入山:僕は起業における地域性にもすごく興味があるんです。日本全国で特に起業への熱い思いや新しいことをやりたいという人たちが多い地域はありますか。

斎藤:中小企業白書2014年版によれば、沖縄は開業率が日本一なんです。「働くところがないから飲食店を開業する」みたいなイメージらしく、毎年、大学を卒業する約4000人のうち、1000人ほどが定職につかないそうです。

入山:米国でも、シリコンバレーで起業する人が多いのは、暖かいからという話があります。みんな過ごしやすいカリフォルニアが大好きだから、大企業に勤められなくてもいい、ここに住み続けたいと言って。それと似ているんじゃないかな。

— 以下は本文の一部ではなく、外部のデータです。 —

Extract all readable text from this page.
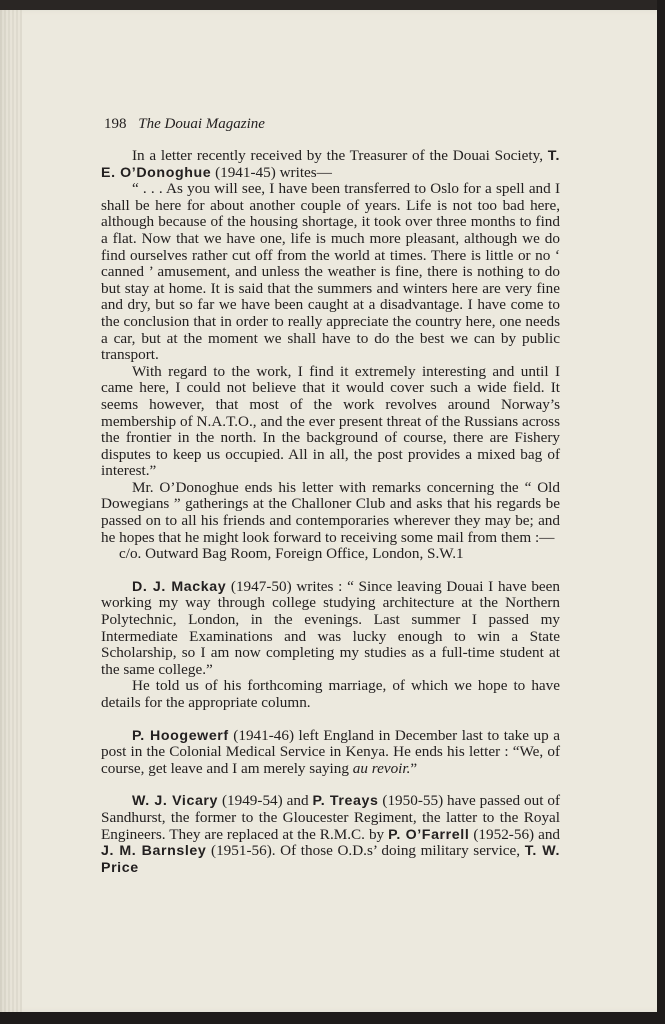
198 The Douai Magazine

In a letter recently received by the Treasurer of the Douai Society, T. E. O’Donoghue (1941-45) writes—

“ . . . As you will see, I have been transferred to Oslo for a spell and I shall be here for about another couple of years. Life is not too bad here, although because of the housing shortage, it took over three months to find a flat. Now that we have one, life is much more pleasant, although we do find ourselves rather cut off from the world at times. There is little or no ‘ canned ’ amusement, and unless the weather is fine, there is nothing to do but stay at home. It is said that the summers and winters here are very fine and dry, but so far we have been caught at a disadvantage. I have come to the conclusion that in order to really appreciate the country here, one needs a car, but at the moment we shall have to do the best we can by public transport.

With regard to the work, I find it extremely interesting and until I came here, I could not believe that it would cover such a wide field. It seems however, that most of the work revolves around Norway’s membership of N.A.T.O., and the ever present threat of the Russians across the frontier in the north. In the background of course, there are Fishery disputes to keep us occupied. All in all, the post provides a mixed bag of interest.”

Mr. O’Donoghue ends his letter with remarks concerning the “ Old Dowegians ” gatherings at the Challoner Club and asks that his regards be passed on to all his friends and contemporaries wherever they may be; and he hopes that he might look forward to receiving some mail from them :—

c/o. Outward Bag Room, Foreign Office, London, S.W.1

D. J. Mackay (1947-50) writes : “ Since leaving Douai I have been working my way through college studying architecture at the Northern Polytechnic, London, in the evenings. Last summer I passed my Intermediate Examinations and was lucky enough to win a State Scholarship, so I am now completing my studies as a full-time student at the same college.”

He told us of his forthcoming marriage, of which we hope to have details for the appropriate column.

P. Hoogewerf (1941-46) left England in December last to take up a post in the Colonial Medical Service in Kenya. He ends his letter : “We, of course, get leave and I am merely saying au revoir.”

W. J. Vicary (1949-54) and P. Treays (1950-55) have passed out of Sandhurst, the former to the Gloucester Regiment, the latter to the Royal Engineers. They are replaced at the R.M.C. by P. O’Farrell (1952-56) and J. M. Barnsley (1951-56). Of those O.D.s’ doing military service, T. W. Price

 たとえば、カリフォルニア大学ロサンゼルス校は超一流大学ですが、ビジネススクールの格付け指標であるMBAランキングはそれほど高くないというのは有名な話です。ランキングはMBAを取った卒業生の給料がいかに上がるかに応じて伸びます。ニューヨークのウォールストリートでバンカーやコンサルタントになって高給を取らず、起業する卒業生ばかりだと、大学のMBAランキングも上がりにくいんです。

沖縄がシリコンバレーになる日

斎藤:イノベーションは異なる領域が接する“際(きわ)”で起きると言われていますが、沖縄にはこの“際”の最先端とでもいうべき場所があるんです。11年に学校法人として設立された、5年制で博士課程のある沖縄科学技術大学院大学(OIST)です。

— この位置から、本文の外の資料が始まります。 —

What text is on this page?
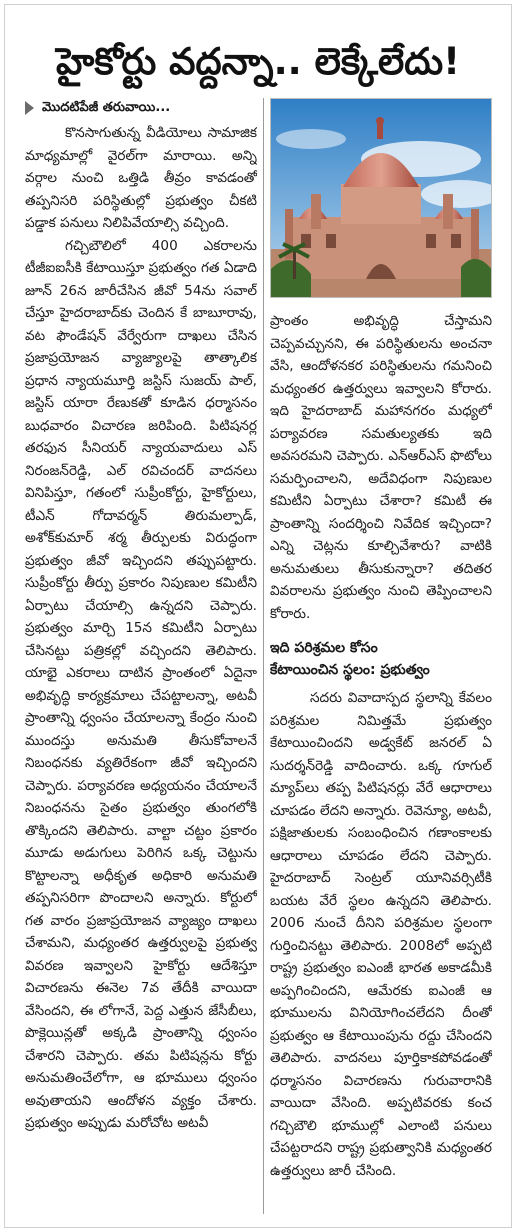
హైకోర్టు వద్దన్నా.. లెక్కేలేదు!
మొదటిపేజీ తరువాయి...

కొనసాగుతున్న వీడియోలు సామాజిక మాధ్యమాల్లో వైరల్‌గా మారాయి. అన్ని వర్గాల నుంచి ఒత్తిడి తీవ్రం కావడంతో తప్పనిసరి పరిస్థితుల్లో ప్రభుత్వం చీకటి పడ్డాక పనులు నిలిపివేయాల్సి వచ్చింది.

గచ్చిబౌలిలో 400 ఎకరాలను టీజీఐఐసీకి కేటాయిస్తూ ప్రభుత్వం గత ఏడాది జూన్ 26న జారీచేసిన జీవో 54ను సవాల్ చేస్తూ హైదరాబాద్‌కు చెందిన కే బాబూరావు, వట ఫౌండేషన్ వేర్వేరుగా దాఖలు చేసిన ప్రజాప్రయోజన వ్యాజ్యాలపై తాత్కాలిక ప్రధాన న్యాయమూర్తి జస్టిస్ సుజయ్ పాల్, జస్టిస్ యారా రేణుకతో కూడిన ధర్మాసనం బుధవారం విచారణ జరిపింది. పిటిషనర్ల తరఫున సీనియర్ న్యాయవాదులు ఎస్ నిరంజన్‌రెడ్డి, ఎల్ రవిచందర్ వాదనలు వినిపిస్తూ, గతంలో సుప్రీంకోర్టు, హైకోర్టులు, టీఎన్ గోదావర్మన్ తిరుమల్పాడ్, అశోక్‌కుమార్ శర్మ తీర్పులకు విరుద్ధంగా ప్రభుత్వం జీవో ఇచ్చిందని తప్పుపట్టారు. సుప్రీంకోర్టు తీర్పు ప్రకారం నిపుణుల కమిటీని ఏర్పాటు చేయాల్సి ఉన్నదని చెప్పారు. ప్రభుత్వం మార్చి 15న కమిటీని ఏర్పాటు చేసినట్టు పత్రికల్లో వచ్చిందని తెలిపారు. యాభై ఎకరాలు దాటిన ప్రాంతంలో ఏదైనా అభివృద్ధి కార్యక్రమాలు చేపట్టాలన్నా, అటవీ ప్రాంతాన్ని ధ్వంసం చేయాలన్నా కేంద్రం నుంచి ముందస్తు అనుమతి తీసుకోవాలనే నిబంధనకు వ్యతిరేకంగా జీవో ఇచ్చిందని చెప్పారు. పర్యావరణ అధ్యయనం చేయాలనే నిబంధనను సైతం ప్రభుత్వం తుంగలోకి తొక్కిందని తెలిపారు. వాల్టా చట్టం ప్రకారం మూడు అడుగులు పెరిగిన ఒక్క చెట్టును కొట్టాలన్నా అధీకృత అధికారి అనుమతి తప్పనిసరిగా పొందాలని అన్నారు. కోర్టులో గత వారం ప్రజాప్రయోజన వ్యాజ్యం దాఖలు చేశామని, మధ్యంతర ఉత్తర్వులపై ప్రభుత్వ వివరణ ఇవ్వాలని హైకోర్టు ఆదేశిస్తూ విచారణను ఈనెల 7వ తేదీకి వాయిదా వేసిందని, ఈ లోగానే, పెద్ద ఎత్తున జేసీబీలు, పొక్లెయిన్లతో అక్కడి ప్రాంతాన్ని ధ్వంసం చేశారని చెప్పారు. తమ పిటిషన్లను కోర్టు అనుమతించేలోగా, ఆ భూములు ధ్వంసం అవుతాయని ఆందోళన వ్యక్తం చేశారు. ప్రభుత్వం అప్పుడు మరోచోట అటవీ

ప్రాంతం అభివృద్ధి చేస్తామని చెప్పవచ్చునని, ఈ పరిస్థితులను అంచనా వేసి, ఆందోళనకర పరిస్థితులను గమనించి మధ్యంతర ఉత్తర్వులు ఇవ్వాలని కోరారు. ఇది హైదరాబాద్ మహానగరం మధ్యలో పర్యావరణ సమతుల్యతకు ఇది అవసరమని చెప్పారు. ఎన్ఆర్ఎస్ ఫొటోలు సమర్పించాలని, అదేవిధంగా నిపుణుల కమిటీని ఏర్పాటు చేశారా? కమిటీ ఈ ప్రాంతాన్ని సందర్శించి నివేదిక ఇచ్చిందా? ఎన్ని చెట్లను కూల్చివేశారు? వాటికి అనుమతులు తీసుకున్నారా? తదితర వివరాలను ప్రభుత్వం నుంచి తెప్పించాలని కోరారు.

ఇది పరిశ్రమల కోసం
కేటాయించిన స్థలం: ప్రభుత్వం

సదరు వివాదాస్పద స్థలాన్ని కేవలం పరిశ్రమల నిమిత్తమే ప్రభుత్వం కేటాయించిందని అడ్వకేట్ జనరల్ ఏ సుదర్శన్‌రెడ్డి వాదించారు. ఒక్క గూగుల్ మ్యాప్‌లు తప్ప పిటిషనర్లు వేరే ఆధారాలు చూపడం లేదని అన్నారు. రెవెన్యూ, అటవీ, పక్షిజాతులకు సంబంధించిన గణాంకాలకు ఆధారాలు చూపడం లేదని చెప్పారు. హైదరాబాద్ సెంట్రల్ యూనివర్సిటీకి బయట వేరే స్థలం ఉన్నదని తెలిపారు. 2006 నుంచే దీనిని పరిశ్రమల స్థలంగా గుర్తించినట్టు తెలిపారు. 2008లో అప్పటి రాష్ట్ర ప్రభుత్వం ఐఎంజీ భారత అకాడమీకి అప్పగించిందని, ఆమేరకు ఐఎంజీ ఆ భూములను వినియోగించలేదని దీంతో ప్రభుత్వం ఆ కేటాయింపును రద్దు చేసిందని తెలిపారు. వాదనలు పూర్తికాకపోవడంతో ధర్మాసనం విచారణను గురువారానికి వాయిదా వేసింది. అప్పటివరకు కంచ గచ్చిబౌలి భూముల్లో ఎలాంటి పనులు చేపట్టరాదని రాష్ట్ర ప్రభుత్వానికి మధ్యంతర ఉత్తర్వులు జారీ చేసింది.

 予算のほとんどが国からの補助金です。前身の沖縄科学技術研究基盤整備機構の理事長にはノーベル生理学・医学賞を受賞したシドニー・ブレナー博士を招聘しました。教員1人に対して学生2人という比率で、教育より研究に力を入れており、大学の公用語は英語。教員と学生の半分以上は外国人という環境です。数学や化学、物理など複数の分野で学際的な研究をしているようです。

聞き手の斎藤氏も、沖縄について熱く語る

 豊富な予算があり、最先端の研究を行っている若い人がたくさんいて、開業に対する抵抗のない土地柄となると、面白いビジネスの種やトレーニングの仕組みがあれば盛り上がるでしょうね。

入山:そんな大学があるんですか、沖縄に。知りませんでした。すごいですね。日本で最初にシリコンバレーのようになるのは沖縄かもしれない。外資系のユニークな企業や日本の大手企業、ある程度、軌道に乗ったベンチャー企業の拠点などができると、活性化しそうですね。

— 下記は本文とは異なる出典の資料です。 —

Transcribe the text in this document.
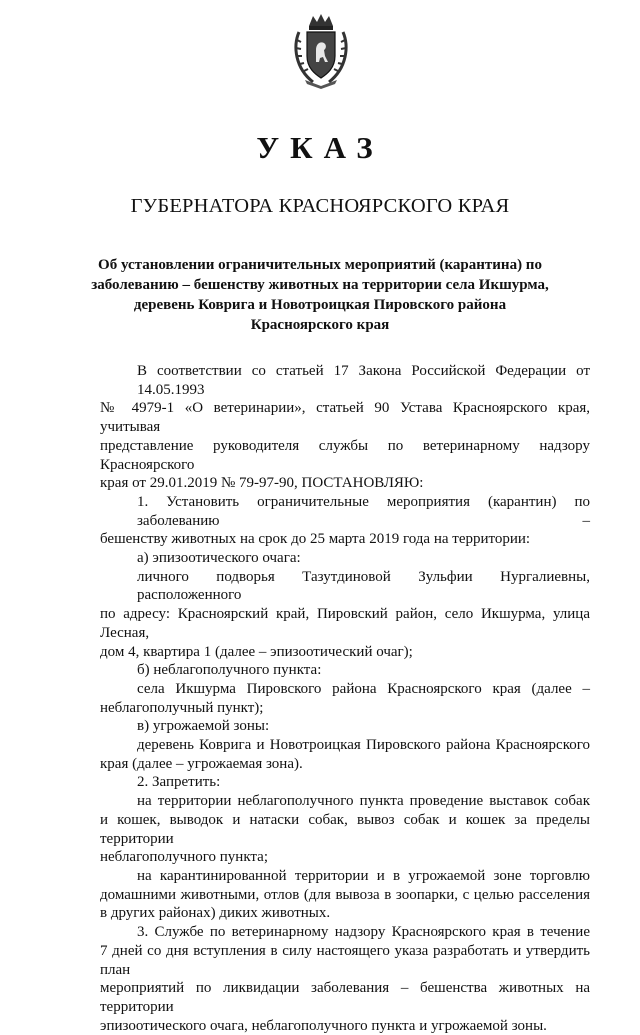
УКАЗ
ГУБЕРНАТОРА КРАСНОЯРСКОГО КРАЯ
Об установлении ограничительных мероприятий (карантина) по
заболеванию – бешенству животных на территории села Икшурма,
деревень Коврига и Новотроицкая Пировского района
Красноярского края
В соответствии со статьей 17 Закона Российской Федерации от 14.05.1993
№ 4979-1 «О ветеринарии», статьей 90 Устава Красноярского края, учитывая
представление руководителя службы по ветеринарному надзору Красноярского
края от 29.01.2019 № 79-97-90, ПОСТАНОВЛЯЮ:
1. Установить ограничительные мероприятия (карантин) по заболеванию –
бешенству животных на срок до 25 марта 2019 года на территории:
а) эпизоотического очага:
личного подворья Тазутдиновой Зульфии Нургалиевны, расположенного
по адресу: Красноярский край, Пировский район, село Икшурма, улица Лесная,
дом 4, квартира 1 (далее – эпизоотический очаг);
б) неблагополучного пункта:
села Икшурма Пировского района Красноярского края (далее –
неблагополучный пункт);
в) угрожаемой зоны:
деревень Коврига и Новотроицкая Пировского района Красноярского
края (далее – угрожаемая зона).
2. Запретить:
на территории неблагополучного пункта проведение выставок собак
и кошек, выводок и натаски собак, вывоз собак и кошек за пределы территории
неблагополучного пункта;
на карантинированной территории и в угрожаемой зоне торговлю
домашними животными, отлов (для вывоза в зоопарки, с целью расселения
в других районах) диких животных.
3. Службе по ветеринарному надзору Красноярского края в течение
7 дней со дня вступления в силу настоящего указа разработать и утвердить план
мероприятий по ликвидации заболевания – бешенства животных на территории
эпизоотического очага, неблагополучного пункта и угрожаемой зоны.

 米国では、スマートフォンからタクシー代わりに使える自家用車を探して予約する「Uber(ウーバー)」を提供するウーバー・テクノロジーズがピッツバーグ市に研究拠点を置く代わり、市側がウーバーを全面解禁したというストーリーを聞いたことがあります。真偽の確認はできない話ではありますが、もし本当であれば地域の活性化を念頭に置いた駆け引きですよね。

斎藤:日本だと、補助金よりも規制緩和の方が効きますよね。あとは世界の研究者は集まってきているので、日本の若くて優秀な人をどう集めるか。産業との接点をどう作るかです。研究施設があるだけでは、ベンチャー企業を作っても結局、お金が入ってこない仕組みになってしまいますから。